Los asesores de Biden
sugirieron al Gobierno israelí la convocatoria de una cumbre con los
dirigentes palestinos, destinada a relanzar el moribundo proceso de paz
interrumpido durante el mandato de Trump. Pero tanto el primer ministro israelí,
Naftali Bennett, como el presidente
de la ANP, Majmúd Abbas, descartaron la propuesta; ambos estiman que no se dan
las condiciones para la reanudación del diálogo. Los israelíes apuestan por la
desaparición física de Abbas y su sustitución por uno de los halcones de
la cúpula palestina; Mahmúd Abbas, muy debilitado, se aferra al poder,
bloqueando el proceso de renovación de las estructuras políticas de la
Autoridad Nacional.
Los dirigentes
israelíes estiman que después de la muerte de Abbas podrían iniciar el proceso
de anexión territorial de Cisjordania, congelado in extremis en vísperas
de la firma de los Acuerdos Abraham.
Lo que
Israel reclama es la intervención del inquilino de la Casa Blanca para lograr la
normalización de las relaciones con Arabia Saudita.

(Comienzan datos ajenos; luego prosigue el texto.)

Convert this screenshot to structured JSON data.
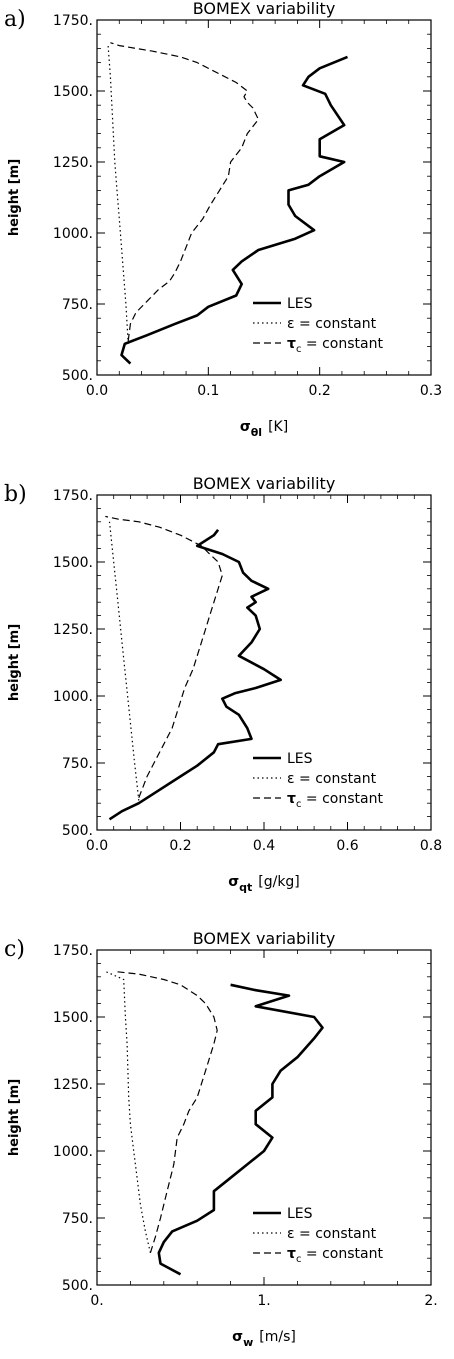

En este caso concreto, la
normalización se traduce por el establecimiento de relaciones diplomáticas plenas,
que las altas esferas del reino wahabita supeditan a la… solución de la
cuestión palestina. ¿Otra misión imposible para Biden?
Otra, sí,
puesto que el primer obstáculo para el diálogo entre Norteamérica y Arabia
Saudita consiste en perdonar al príncipe heredero, Mohammed Bin
Salman, su participación en el complot que desembocó en la muerte del
periodista Jamal Khashoggi, comentarista del Washington Post. Biden
se comprometió a exigir su castigo el año pasado, cuando los servicios secretos
estadounidenses lo implicaron en la trama asesina. Es, al parecer, la condición
sine que non para el reseteo de las relaciones entre Washington y
Riad. Pero hoy por hoy parece descabellado imaginar que el presidente de los Estados
Unidos le pregunte a Bin Salman: ¿por qué mandó vuestra alteza real matar a
un comentarista del Washington Post? Queda, pues, la otra opción; la del
borrón y cuenta nueva, del muy socorrido: Aquí no ha pasado nada…
Sin embargo, lo cierto es que pasaron muchas
cosas. Los saudíes cuentan con el apoyo de la Casa Blanca en su combate contra el
régimen de los ayatolás iraníes, sus archienemigos en la zona, con la entrega
de sistemas de defensa antimisiles, indispensables para neutralizar los ataques
de los rebeldes hutíes, con una mayor coordinación de las políticas regionales,
que reforzaría el prestigio del reino en la región del Golfo Pérsico.
Por su parte, Biden quiere reclamar un incremento de la
producción de petróleo saudí, que cubra el vacío dejado por la imposición de
sanciones a la venta de crudo procedente de Rusia. En efecto, las sanciones han
provocado un efecto boomerang: Occidente padece la falta de petróleo
ruso.
Conviene recordar que Arabia Saudita apoyó desde el primer momento la política petrolera de Rusia, manifestando su solidaridad con otro gran productor de oro negro. ¿Renunciar al compromiso con Moscú para sumarse al bando del Biden? Para los hombres del desierto, como el príncipe Bin Salman, ello supondría faltar a su palabra de honor. Y en el desierto, el honor es el bien más preciado.